Create a bootstrap calculation function: 

In [None]:
def bootstrap(target_valid, probabilities_valid, hole_count):
    region_boot = pd.DataFrame()
    for i in range(1000):
        target_subsample = target_valid.sample(n=hole_count, replace=True, random_state=state)
        probs_subsample = probabilities_valid[target_subsample.index]
        region_boot = region_boot.append(material_sum_revenue(target_subsample, probs_subsample, 200), ignore_index=True)
    return  region_boot

Let's proceed with the distribution of resource reserves and profits for the three provinces using the bootstrap function.

In [None]:
region_0_boot = bootstrap(target_valid=target0_predict['product'],
                          probabilities_valid=target0_predict['predicted_product'],
                          hole_count=500)
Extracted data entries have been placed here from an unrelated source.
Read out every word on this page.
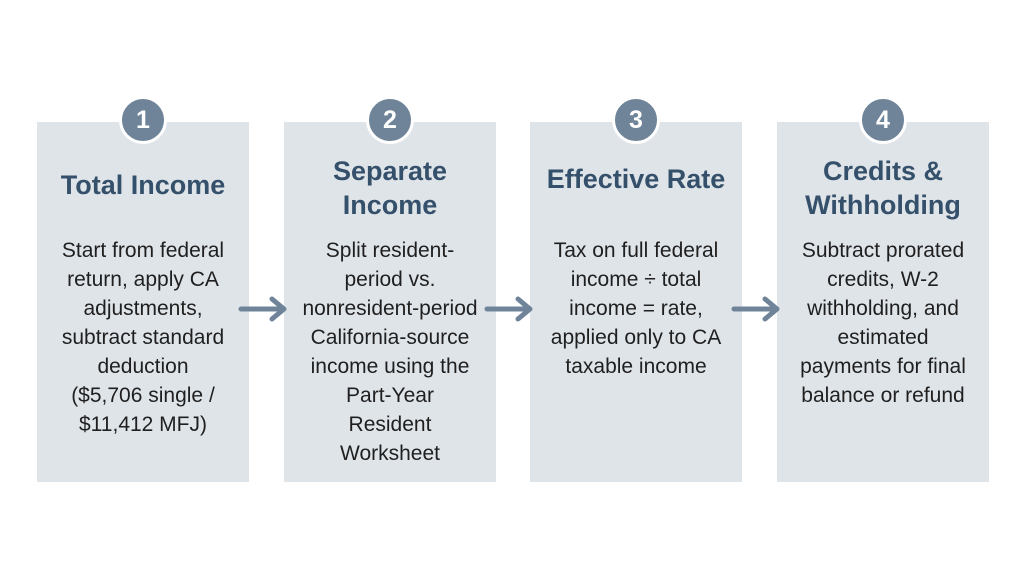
Total Income
Start from federal
return, apply CA
adjustments,
subtract standard
deduction
($5,706 single /
$11,412 MFJ)
Separate
Income
Split resident-
period vs.
nonresident-period
California-source
income using the
Part-Year
Resident
Worksheet
Effective Rate
Tax on full federal
income ÷ total
income = rate,
applied only to CA
taxable income
Credits &
Withholding
Subtract prorated
credits, W-2
withholding, and
estimated
payments for final
balance or refund
1	2	3	4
region_1_boot = bootstrap(target_valid=target1_predict['product'],
                            probabilities_valid=target1_predict['predicted_product'],
                            hole_count=500)

region_2_boot = bootstrap(target_valid=target2_predict['product'],
                            probabilities_valid=target2_predict['predicted_product'],
                            hole_count=500)

In [None]:
print(region_0_boot,region_1_boot,region_2_boot)
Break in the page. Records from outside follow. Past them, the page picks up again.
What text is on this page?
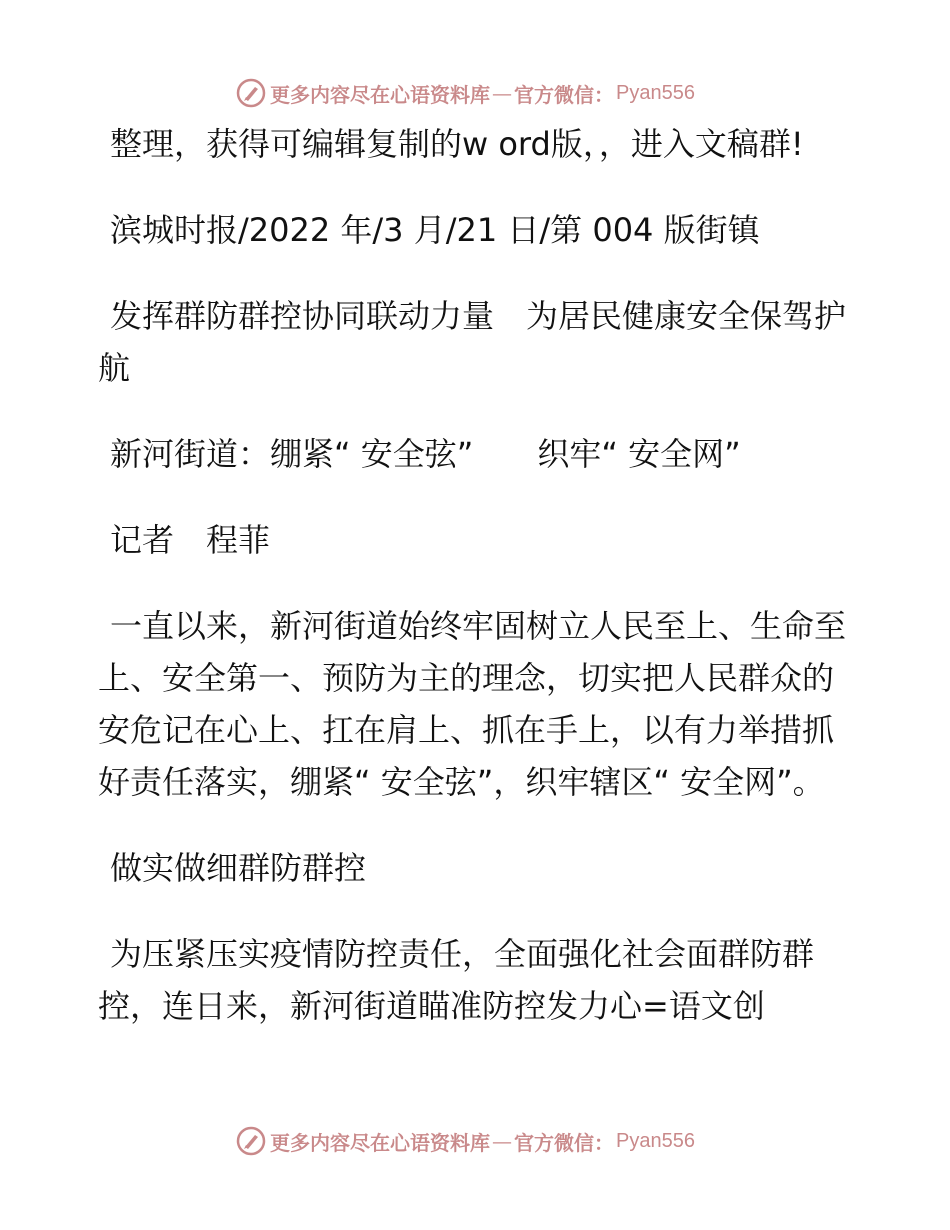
更多内容尽在心语资料库 — 官方微信： Pyan556

整理，获得可编辑复制的w ord版，，进入文稿群!

滨城时报/2022 年/3 月/21 日/第 004 版街镇

发挥群防群控协同联动力量　为居民健康安全保驾护航

新河街道：绷紧“ 安全弦”　　织牢“ 安全网”

记者　程菲

一直以来，新河街道始终牢固树立人民至上、生命至上、安全第一、预防为主的理念，切实把人民群众的安危记在心上、扛在肩上、抓在手上，以有力举措抓好责任落实，绷紧“ 安全弦”，织牢辖区“ 安全网”。

做实做细群防群控

为压紧压实疫情防控责任，全面强化社会面群防群控，连日来，新河街道瞄准防控发力心=语文创

更多内容尽在心语资料库 — 官方微信： Pyan556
Let's calculate the confidence intervals by declaring a function:

In [None]:
def get_confidence_interval(region_boot):
    return (region_boot.material_revenue.quantile(0.025), region_boot.material_revenue.quantile(0.975))

In [None]:
confidence_interval_region_0 = get_confidence_interval(region_0_boot)
confidence_interval_region_1 = get_confidence_interval(region_1_boot)
confidence_interval_region_2 = get_confidence_interval(region_2_boot)

Provicial risk evaluation

Let's declare a function called `risk_coeff` that returns the risk coefficient in percentage:

In [None]:
def risk_coeff(region_boot):
    low_treshold_count = len(region_boot.query('material_revenue <= 0'))
    return low_treshold_count/len(region_boot) * 100

In [None]:
risk_region_0 = risk_coeff(region_0_boot)
risk_region_1 = risk_coeff(region_1_boot)
risk_region_2 = risk_coeff(region_2_boot)
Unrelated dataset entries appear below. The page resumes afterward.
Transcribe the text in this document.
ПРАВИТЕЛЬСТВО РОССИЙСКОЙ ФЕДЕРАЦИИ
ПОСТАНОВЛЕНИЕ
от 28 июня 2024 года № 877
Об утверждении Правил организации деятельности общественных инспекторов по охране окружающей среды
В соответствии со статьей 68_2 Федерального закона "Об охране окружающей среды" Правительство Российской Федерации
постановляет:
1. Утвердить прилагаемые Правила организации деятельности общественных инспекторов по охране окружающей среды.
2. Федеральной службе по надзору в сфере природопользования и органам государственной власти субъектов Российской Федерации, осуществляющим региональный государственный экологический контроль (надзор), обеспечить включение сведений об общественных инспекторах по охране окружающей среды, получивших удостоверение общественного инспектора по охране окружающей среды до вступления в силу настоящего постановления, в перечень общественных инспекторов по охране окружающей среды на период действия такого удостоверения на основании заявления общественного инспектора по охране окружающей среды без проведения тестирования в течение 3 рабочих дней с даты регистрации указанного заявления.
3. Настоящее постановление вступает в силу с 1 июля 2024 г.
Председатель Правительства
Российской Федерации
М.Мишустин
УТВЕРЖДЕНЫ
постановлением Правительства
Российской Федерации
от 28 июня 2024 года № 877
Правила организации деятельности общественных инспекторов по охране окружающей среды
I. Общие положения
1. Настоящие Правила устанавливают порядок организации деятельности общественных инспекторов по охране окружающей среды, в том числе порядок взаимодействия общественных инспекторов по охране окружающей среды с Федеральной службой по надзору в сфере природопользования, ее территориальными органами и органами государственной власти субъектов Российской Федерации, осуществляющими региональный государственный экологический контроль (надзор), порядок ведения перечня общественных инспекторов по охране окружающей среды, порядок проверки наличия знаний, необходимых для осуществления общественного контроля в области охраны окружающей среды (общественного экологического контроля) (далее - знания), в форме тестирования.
Let's create a final table that assesses the risk of investments made in the development of each province:

In [None]:
region_final = pd.DataFrame({'Avg provicial profit, RUB.'      : [region_0_boot.material_revenue.mean(),
                                                                     region_1_boot.material_revenue.mean(),
                                                                     region_2_boot.material_revenue.mean()],
                             '95% conf. interval, RUB.' : [confidence_interval_region_0,
                                                                     confidence_interval_region_1,
                                                                     confidence_interval_region_2],
                             'Probability of Losses, %'             : [risk_region_0,
                                                                     risk_region_1,
                                                                     risk_region_2]}, index=['Province 1','Province 2','Province 3'])
region_final

## Conclusion

Based on the results of the project, we can recommend proceeding with the development of the third region(province). Despite having the maximum explored reserves, the model demonstrated a minimal risk coefficient. However, it should be noted that the average profit in the second region was higher, albeit with a higher risk coefficient. It would be prudent to request additional expert assessment of the provinces by geologists.